New PDC cutter replaces conventional bit technology

A breakthrough in polycrystalline diamond compact (PDC) technology is yielding increases in wear resistance and rates of penetration (ROP), resulting in greater footage drilled, fewer bit changes, and reduced drilling costs. Field results from wells drilled using bits equipped with the new TReX cutters show ROP increases of more than 70% and drilled-section increases of more than 50%. These numbers reflect a comparison with results from wells drilled using the same bit types, but equipped with conventional cutters.

The new PDC material, patented by Schlum-berger, keeps cutters sharper without compromising toughness, the developer claims. Depending on the size mix of diamond grit, traditional cutters have been either more wear resistant or more impact resistant. In drill bit development, advancing one property has always limited the other. This cutter overcomes this compromise by providing an wear -resistant edge at the cutting surface, with no loss of impact properties. The cutters demonstrate 400% greater wear properties than standard PDC cutters and have equal impact properties. In the field, the developers say the cutter stays sharp as it wears.
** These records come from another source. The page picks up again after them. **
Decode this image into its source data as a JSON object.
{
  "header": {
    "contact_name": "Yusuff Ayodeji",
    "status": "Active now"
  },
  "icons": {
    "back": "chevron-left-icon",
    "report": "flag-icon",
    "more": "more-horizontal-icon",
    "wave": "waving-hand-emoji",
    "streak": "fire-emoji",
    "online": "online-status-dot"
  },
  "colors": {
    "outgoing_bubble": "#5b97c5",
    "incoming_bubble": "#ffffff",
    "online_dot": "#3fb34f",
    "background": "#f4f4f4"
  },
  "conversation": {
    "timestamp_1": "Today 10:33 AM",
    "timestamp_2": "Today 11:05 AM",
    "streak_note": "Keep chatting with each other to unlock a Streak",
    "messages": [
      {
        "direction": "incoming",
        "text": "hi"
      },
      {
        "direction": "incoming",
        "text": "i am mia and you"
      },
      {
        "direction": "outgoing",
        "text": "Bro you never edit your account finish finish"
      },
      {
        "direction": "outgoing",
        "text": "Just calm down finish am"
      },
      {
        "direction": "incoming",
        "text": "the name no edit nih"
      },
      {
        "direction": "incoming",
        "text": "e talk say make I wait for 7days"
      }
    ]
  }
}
In the North Sea, the cutters delivered an 89% increase in ROP and a 25% increase in footage drilled. Standard cutters on a 12 1/4-in. standard bit drilled a 1,450-ft interval through the Tor and Flounder formations with an ROP of 22 ft/hr. A 12 1/4-in. DS97 Reed-Hycalog bit with the cutters was used to drill a similar section in the Flounder and Herring formations, which included a demanding marl-limestone sequence. A 1,932-ft interval was drilled, and the ROP nearly doubled, at 41.5 ft/hr.